Closed vinnytroia closed 4 years ago
Seeing this since last week:
DMArchiver 0.2.5 Running on Python 3.7.4 (default, Jul 9 2019, 18:14:44) [Clang 9.0.0 (clang-900.0.39.2)]
Traceback (most recent call last):
File "dmarchiver/cmdline.py", line 134, in
Using macOS 10.15.3
Same. It’s not just Mac though. I get the same on Linux. Twitter may have changed something.

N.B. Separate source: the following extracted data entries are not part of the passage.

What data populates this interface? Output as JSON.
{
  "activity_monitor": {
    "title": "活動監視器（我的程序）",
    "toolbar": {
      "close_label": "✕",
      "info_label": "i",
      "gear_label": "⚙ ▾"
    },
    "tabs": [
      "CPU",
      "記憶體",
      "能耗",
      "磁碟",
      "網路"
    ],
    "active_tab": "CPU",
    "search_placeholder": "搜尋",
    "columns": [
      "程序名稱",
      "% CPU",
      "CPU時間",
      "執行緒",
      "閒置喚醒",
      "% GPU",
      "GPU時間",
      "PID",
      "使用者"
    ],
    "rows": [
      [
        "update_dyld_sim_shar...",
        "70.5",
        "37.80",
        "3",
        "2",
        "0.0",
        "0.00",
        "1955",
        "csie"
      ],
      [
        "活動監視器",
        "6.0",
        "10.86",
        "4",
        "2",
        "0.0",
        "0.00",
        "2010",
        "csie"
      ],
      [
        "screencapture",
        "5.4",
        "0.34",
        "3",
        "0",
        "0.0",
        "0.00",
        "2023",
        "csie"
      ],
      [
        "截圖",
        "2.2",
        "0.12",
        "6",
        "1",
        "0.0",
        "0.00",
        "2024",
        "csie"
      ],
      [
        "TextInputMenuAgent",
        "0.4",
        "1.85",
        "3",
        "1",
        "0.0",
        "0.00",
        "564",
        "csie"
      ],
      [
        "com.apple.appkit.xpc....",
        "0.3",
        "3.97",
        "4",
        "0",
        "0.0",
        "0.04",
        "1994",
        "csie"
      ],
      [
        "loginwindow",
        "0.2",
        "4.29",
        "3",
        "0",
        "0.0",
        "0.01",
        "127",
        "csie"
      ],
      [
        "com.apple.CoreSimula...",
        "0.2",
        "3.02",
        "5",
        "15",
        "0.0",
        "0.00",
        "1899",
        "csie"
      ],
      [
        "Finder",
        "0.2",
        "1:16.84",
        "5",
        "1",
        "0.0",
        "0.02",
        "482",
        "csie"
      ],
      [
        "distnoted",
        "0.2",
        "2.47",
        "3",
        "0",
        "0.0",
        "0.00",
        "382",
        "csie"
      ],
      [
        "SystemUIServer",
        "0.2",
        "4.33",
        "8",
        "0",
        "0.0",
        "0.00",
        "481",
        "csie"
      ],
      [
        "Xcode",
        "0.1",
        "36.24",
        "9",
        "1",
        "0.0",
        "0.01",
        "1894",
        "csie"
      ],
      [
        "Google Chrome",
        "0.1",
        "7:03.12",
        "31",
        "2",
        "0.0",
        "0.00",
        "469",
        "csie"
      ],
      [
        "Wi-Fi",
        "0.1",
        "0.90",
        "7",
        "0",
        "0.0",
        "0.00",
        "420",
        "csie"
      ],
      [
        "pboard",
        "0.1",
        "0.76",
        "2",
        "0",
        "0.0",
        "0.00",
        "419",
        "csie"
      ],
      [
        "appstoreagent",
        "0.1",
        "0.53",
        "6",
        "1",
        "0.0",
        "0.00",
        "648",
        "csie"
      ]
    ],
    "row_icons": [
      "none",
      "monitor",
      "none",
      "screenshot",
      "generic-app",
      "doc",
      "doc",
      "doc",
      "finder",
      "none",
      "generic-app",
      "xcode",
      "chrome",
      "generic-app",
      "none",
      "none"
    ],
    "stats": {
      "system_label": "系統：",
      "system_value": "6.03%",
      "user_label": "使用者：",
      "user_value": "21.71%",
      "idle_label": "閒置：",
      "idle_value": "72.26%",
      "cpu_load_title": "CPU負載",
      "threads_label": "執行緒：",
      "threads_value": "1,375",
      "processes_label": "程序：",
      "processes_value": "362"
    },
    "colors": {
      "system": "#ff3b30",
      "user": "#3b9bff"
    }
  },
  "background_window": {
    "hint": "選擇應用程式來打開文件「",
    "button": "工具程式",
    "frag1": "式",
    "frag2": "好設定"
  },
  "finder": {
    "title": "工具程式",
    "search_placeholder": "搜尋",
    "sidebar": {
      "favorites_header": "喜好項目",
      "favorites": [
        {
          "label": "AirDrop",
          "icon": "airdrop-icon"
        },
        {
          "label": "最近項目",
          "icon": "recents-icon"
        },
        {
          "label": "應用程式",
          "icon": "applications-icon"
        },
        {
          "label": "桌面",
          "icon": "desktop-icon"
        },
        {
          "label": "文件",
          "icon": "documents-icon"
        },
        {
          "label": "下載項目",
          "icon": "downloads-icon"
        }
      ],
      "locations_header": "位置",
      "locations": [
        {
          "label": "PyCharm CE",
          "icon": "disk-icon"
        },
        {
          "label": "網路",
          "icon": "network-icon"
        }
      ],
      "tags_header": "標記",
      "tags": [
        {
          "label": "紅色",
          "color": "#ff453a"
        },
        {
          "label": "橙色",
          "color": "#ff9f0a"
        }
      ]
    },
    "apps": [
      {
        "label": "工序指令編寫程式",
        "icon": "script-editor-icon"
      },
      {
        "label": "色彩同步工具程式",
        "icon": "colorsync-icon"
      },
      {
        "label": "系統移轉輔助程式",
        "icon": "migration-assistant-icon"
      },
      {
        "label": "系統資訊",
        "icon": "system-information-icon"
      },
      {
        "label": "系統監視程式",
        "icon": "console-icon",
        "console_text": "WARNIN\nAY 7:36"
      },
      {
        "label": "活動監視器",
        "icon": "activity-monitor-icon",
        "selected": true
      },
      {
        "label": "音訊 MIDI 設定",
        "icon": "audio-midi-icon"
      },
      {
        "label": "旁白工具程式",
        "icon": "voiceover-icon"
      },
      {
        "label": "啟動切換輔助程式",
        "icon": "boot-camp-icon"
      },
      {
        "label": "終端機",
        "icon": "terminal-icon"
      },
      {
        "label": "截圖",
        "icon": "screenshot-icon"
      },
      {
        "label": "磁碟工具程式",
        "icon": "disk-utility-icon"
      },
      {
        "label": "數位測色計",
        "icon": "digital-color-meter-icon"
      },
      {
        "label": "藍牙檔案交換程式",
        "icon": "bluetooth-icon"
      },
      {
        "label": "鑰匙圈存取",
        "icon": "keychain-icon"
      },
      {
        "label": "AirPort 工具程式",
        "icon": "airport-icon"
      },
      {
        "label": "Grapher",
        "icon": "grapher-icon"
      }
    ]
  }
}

Same on Windows 10, I hope we'll get a fix of this :(
This fixed it for me. Twitter now shows a splash that asks if you want to be taken to legacy Twitter if your scraper doesn't have JS enabled. We could either run a headless Selenium webdriver (huge headache), or do this. It's not the cleanest solution, but it works, and the session saving still works, so... shrug emoji. I can open a pull, but I imagine @Mincka may want to refactor this a bit instead.
In core.py
, under class Crawler(object):
add _login_headers
beneath _http_headers
:
_http_headers = {
'User-Agent': _user_agent}
_login_headers = {
'User-Agent': _user_agent,
'Referer': 'https://mobile.twitter.com/login'}
add force_nojs
at the start of def authenticate
:
def authenticate(self, username, password, save_session, raw_output):
force_nojs = 'https://mobile.twitter.com/i/nojs_router?path=%2Flogin'
login_url = self._twitter_base_url + '/login'
and this this is the meat of the changes, just a bit further down:
response = self._session.post(
force_nojs,
headers=self._login_headers)
[...]
document = lxml.html.document_fromstring(response.content)
Sending that post request (instead of a get, as before) to the nojs redirect is enough to get what lxml needs to parse. For whatever reason, lxml.html needs response.content instead of response.text, now, too.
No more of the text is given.